Silence fell between us. It was like an abyss, a gigantic chasm between us. Liam's pale brown eyes looked at me attentively, but didn't see me—what the real me wanted. I knew we would never be on the same page, and I was absolutely sure Liam wasn't the right person to talk to about this, to share what I was feeling.

"Listen, Soren. I'm saying this now, straight to your heart: let it go, let logic win. It's for the best."

Then his hand brushed my cheek, and I knew, I felt what was coming next.

"I've been waiting for this moment too, the one where we're done with college and the future is wide open," Liam whispered. "We've already got our apartment lined up, both starting at the same company. I know it's awful timing, especially since you just pushed Skye away, and it's all so fresh, but I want you to know that I've had feelings for you for years. And I can't hide that I'm hoping we can build something together."

How dare he mention it now? It was almost disrespectful, so inconsiderate of my broken state. I clenched my eyes shut, feeling like I was sinking deeper and deeper beneath the surface of reality, like a noose was tightening around my neck.

Another person, yet another person, who wanted something from me that I couldn't deliver. Giving a fuck to what I felt. I gasped in shock and my eyes widened, but…

Liam must have misread my emotions because he leaned in, and his lips lightly brushed against mine. I shuddered in disgust, but he misinterpreted that too! He must have thought it meant something else because when I opened my eyes, he was smiling.

For some reason, I thought he looked a bit creepy. Almost like he had a sliver of Don's obsessive energy in him. Those fixated eyes, with that sick intensity. Funny enough, Skye stared a lot too, but it was saturated with adoration, not just a need to possess me like an object.

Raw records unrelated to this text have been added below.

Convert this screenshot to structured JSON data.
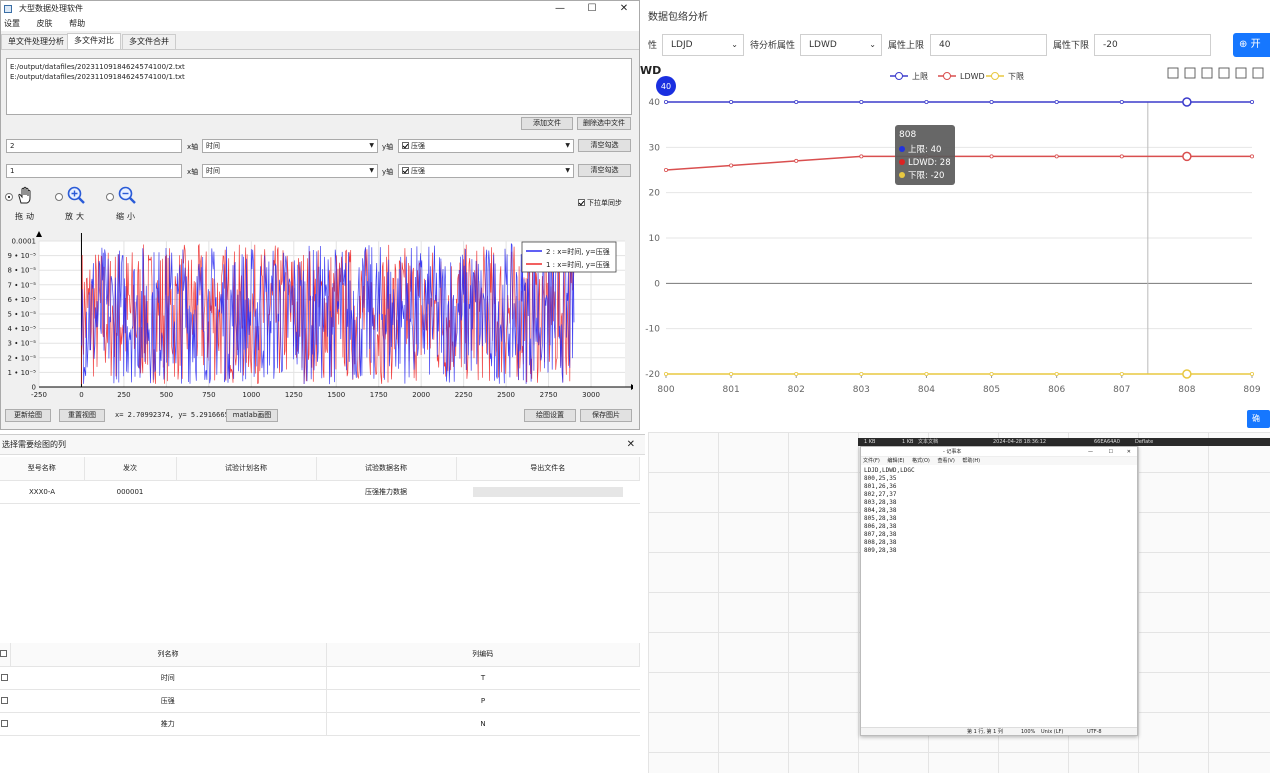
{
  "right_app": {
    "title": "数据包络分析",
    "attr_label": "性",
    "attr_value": "LDJD",
    "analyze_label": "待分析属性",
    "analyze_value": "LDWD",
    "upper_label": "属性上限",
    "upper_value": "40",
    "lower_label": "属性下限",
    "lower_value": "-20",
    "start_button": "开",
    "side_button": "确",
    "chart_label": "WD"
  },
  "chart_data": [
    {
      "type": "line",
      "x": [
        800,
        801,
        802,
        803,
        804,
        805,
        806,
        807,
        808,
        809
      ],
      "series": [
        {
          "name": "上限",
          "color": "#3b3bcc",
          "values": [
            40,
            40,
            40,
            40,
            40,
            40,
            40,
            40,
            40,
            40
          ]
        },
        {
          "name": "LDWD",
          "color": "#d94f4f",
          "values": [
            25,
            26,
            27,
            28,
            28,
            28,
            28,
            28,
            28,
            28
          ]
        },
        {
          "name": "下限",
          "color": "#e8c840",
          "values": [
            -20,
            -20,
            -20,
            -20,
            -20,
            -20,
            -20,
            -20,
            -20,
            -20
          ]
        }
      ],
      "ylim": [
        -20,
        40
      ],
      "yticks": [
        -20,
        -10,
        0,
        10,
        20,
        30,
        40
      ],
      "marker_badge": "40",
      "tooltip": {
        "title": "808",
        "rows": [
          {
            "text": "上限: 40",
            "color": "#2233dd"
          },
          {
            "text": "LDWD: 28",
            "color": "#dd2222"
          },
          {
            "text": "下限: -20",
            "color": "#e8c840"
          }
        ]
      },
      "grid": true,
      "legend": "top"
    },
    {
      "type": "line",
      "xticks": [
        -250,
        0,
        250,
        500,
        750,
        1000,
        1250,
        1500,
        1750,
        2000,
        2250,
        2500,
        2750,
        3000
      ],
      "yticks": [
        "0",
        "1 • 10⁻⁵",
        "2 • 10⁻⁵",
        "3 • 10⁻⁵",
        "4 • 10⁻⁵",
        "5 • 10⁻⁵",
        "6 • 10⁻⁵",
        "7 • 10⁻⁵",
        "8 • 10⁻⁵",
        "9 • 10⁻⁵",
        "0.0001"
      ],
      "xlim": [
        -250,
        3200
      ],
      "ylim": [
        0,
        0.0001
      ],
      "data_range": [
        0,
        2900
      ],
      "series": [
        {
          "name": "2 : x=时间, y=压强",
          "color": "#2b2bf0"
        },
        {
          "name": "1 : x=时间, y=压强",
          "color": "#ee2b2b"
        }
      ],
      "grid": true,
      "legend": "top-right"
    }
  ],
  "left_window": {
    "title": "大型数据处理软件",
    "menu": [
      "设置",
      "皮肤",
      "帮助"
    ],
    "tabs": [
      "单文件处理分析",
      "多文件对比",
      "多文件合并"
    ],
    "files": [
      "E:/output/datafiles/20231109184624574100/2.txt",
      "E:/output/datafiles/20231109184624574100/1.txt"
    ],
    "add_file": "添加文件",
    "delete_selected": "删除选中文件",
    "rows": [
      {
        "id": "2",
        "x_label": "x轴",
        "x_value": "时间",
        "y_label": "y轴",
        "y_value": "压强",
        "clear": "清空勾选"
      },
      {
        "id": "1",
        "x_label": "x轴",
        "x_value": "时间",
        "y_label": "y轴",
        "y_value": "压强",
        "clear": "清空勾选"
      }
    ],
    "tools": [
      "拖动",
      "放大",
      "缩小"
    ],
    "sync_label": "下拉单同步",
    "update_plot": "更新绘图",
    "reset_view": "重置视图",
    "coords": "x= 2.70992374, y= 5.29166651",
    "matlab_plot": "matlab画图",
    "plot_settings": "绘图设置",
    "save_image": "保存图片"
  },
  "dialog": {
    "title": "选择需要绘图的列",
    "top_headers": [
      "型号名称",
      "发次",
      "试验计划名称",
      "试验数据名称",
      "导出文件名"
    ],
    "top_row": [
      "XXX0-A",
      "000001",
      "",
      "压强推力数据",
      ""
    ],
    "col_headers": [
      "列名称",
      "列编码"
    ],
    "cols": [
      {
        "name": "时间",
        "code": "T"
      },
      {
        "name": "压强",
        "code": "P"
      },
      {
        "name": "推力",
        "code": "N"
      }
    ]
  },
  "notepad": {
    "tabbar": [
      "1 KB",
      "1 KB",
      "文本文档",
      "2024-04-28 18:36:12",
      "66EA64A0",
      "Deflate"
    ],
    "title": "- 记事本",
    "menu": [
      "文件(F)",
      "编辑(E)",
      "格式(O)",
      "查看(V)",
      "帮助(H)"
    ],
    "lines": [
      "LDJD,LDWD,LDGC",
      "800,25,35",
      "801,26,36",
      "802,27,37",
      "803,28,38",
      "804,28,38",
      "805,28,38",
      "806,28,38",
      "807,28,38",
      "808,28,38",
      "809,28,38"
    ],
    "status": [
      "第 1 行, 第 1 列",
      "100%",
      "Unix (LF)",
      "UTF-8"
    ]
  }
}
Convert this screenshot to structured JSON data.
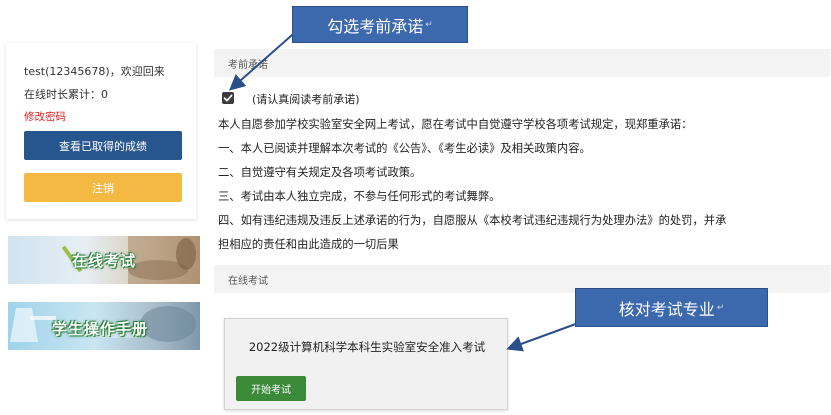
{
  "user_panel": {
    "welcome": "test(12345678)，欢迎回来",
    "online_time": "在线时长累计：0",
    "change_password": "修改密码",
    "view_scores_button": "查看已取得的成绩",
    "logout_button": "注销"
  },
  "banners": [
    {
      "label": "在线考试"
    },
    {
      "label": "学生操作手册"
    }
  ],
  "pledge": {
    "section_title": "考前承诺",
    "checkbox_label": "(请认真阅读考前承诺)",
    "checked": true,
    "lines": [
      "本人自愿参加学校实验室安全网上考试，愿在考试中自觉遵守学校各项考试规定，现郑重承诺：",
      " 一、本人已阅读并理解本次考试的《公告》、《考生必读》及相关政策内容。",
      " 二、自觉遵守有关规定及各项考试政策。",
      "三、考试由本人独立完成，不参与任何形式的考试舞弊。",
      " 四、如有违纪违规及违反上述承诺的行为，自愿服从《本校考试违纪违规行为处理办法》的处罚，并承",
      "担相应的责任和由此造成的一切后果"
    ]
  },
  "online_exam": {
    "section_title": "在线考试",
    "exam_name": "2022级计算机科学本科生实验室安全准入考试",
    "start_button": "开始考试"
  },
  "annotations": {
    "callout_pledge": "勾选考前承诺",
    "callout_major": "核对考试专业",
    "mark": "↵"
  },
  "colors": {
    "primary_blue": "#27568f",
    "logout_orange": "#f4b942",
    "start_green": "#3a8a3a",
    "callout_blue": "#3c68ad",
    "link_red": "#e02020"
  }
}
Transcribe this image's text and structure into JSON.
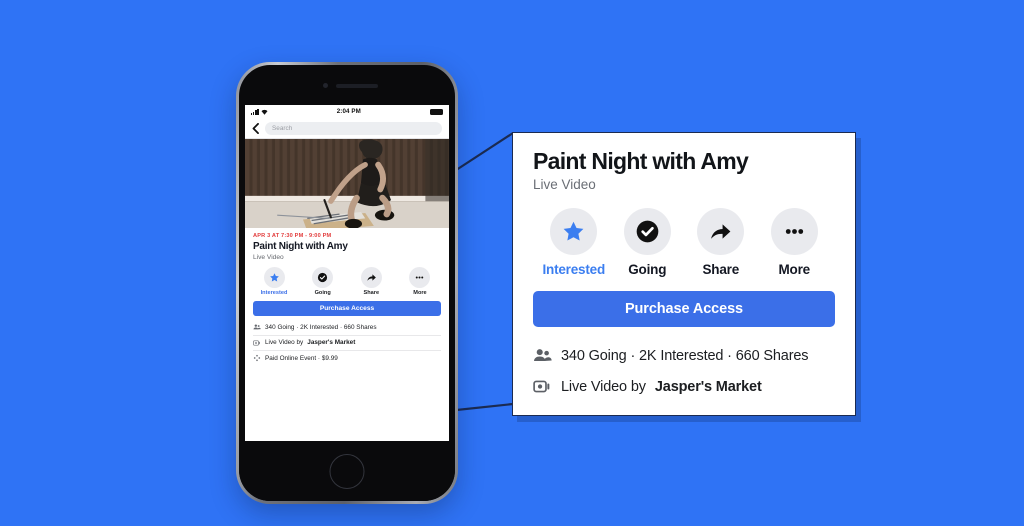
{
  "colors": {
    "background_blue": "#2f73f5",
    "brand_blue": "#3b6fe8",
    "interested_blue": "#3b7ef0",
    "panel_border": "#1b2b52",
    "date_red": "#e23b3b",
    "icon_circle_grey": "#e9eaee",
    "muted_text": "#65686e"
  },
  "phone": {
    "status_bar": {
      "time": "2:04 PM",
      "signal_icon": "signal-bars-icon",
      "wifi_icon": "wifi-icon",
      "battery_icon": "battery-icon"
    },
    "nav": {
      "back_icon": "back-chevron-icon",
      "search_placeholder": "Search",
      "search_value": ""
    },
    "hero": {
      "image_alt": "person crouching painting on a board",
      "image_name": "event-cover-photo"
    },
    "event": {
      "date_line": "APR 3 AT 7:30 PM - 9:00 PM",
      "title": "Paint Night with Amy",
      "subtitle": "Live Video"
    },
    "actions": [
      {
        "label": "Interested",
        "icon": "star-icon",
        "active": true
      },
      {
        "label": "Going",
        "icon": "check-circle-icon",
        "active": false
      },
      {
        "label": "Share",
        "icon": "share-arrow-icon",
        "active": false
      },
      {
        "label": "More",
        "icon": "ellipsis-icon",
        "active": false
      }
    ],
    "cta_label": "Purchase Access",
    "meta_rows": [
      {
        "icon": "people-icon",
        "text": "340 Going · 2K Interested · 660 Shares",
        "bold_text": ""
      },
      {
        "icon": "video-camera-icon",
        "text": "Live Video by ",
        "bold_text": "Jasper's Market"
      },
      {
        "icon": "ticket-icon",
        "text": "Paid Online Event · $9.99",
        "bold_text": ""
      }
    ]
  },
  "panel": {
    "title": "Paint Night with Amy",
    "subtitle": "Live Video",
    "actions": [
      {
        "label": "Interested",
        "icon": "star-icon",
        "active": true
      },
      {
        "label": "Going",
        "icon": "check-circle-icon",
        "active": false
      },
      {
        "label": "Share",
        "icon": "share-arrow-icon",
        "active": false
      },
      {
        "label": "More",
        "icon": "ellipsis-icon",
        "active": false
      }
    ],
    "cta_label": "Purchase Access",
    "meta_rows": [
      {
        "icon": "people-icon",
        "text": "340 Going · 2K Interested · 660 Shares",
        "bold_text": ""
      },
      {
        "icon": "video-camera-icon",
        "text": "Live Video by ",
        "bold_text": "Jasper's Market"
      }
    ]
  }
}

Liam leaned in and tried to kiss me once more, and everything inside me twisted and died a little more. I stiffened in his arms, pursing my lips, more terrified and helpless with each passing second.

I had no escape.

Trapped. Trapped!

I didn't know what to do. I was lost. I didn't want Liam. I wanted Skye, but I realized that every step I had taken in the past six months had led me to this point—to disaster, to the biggest mistake of my life.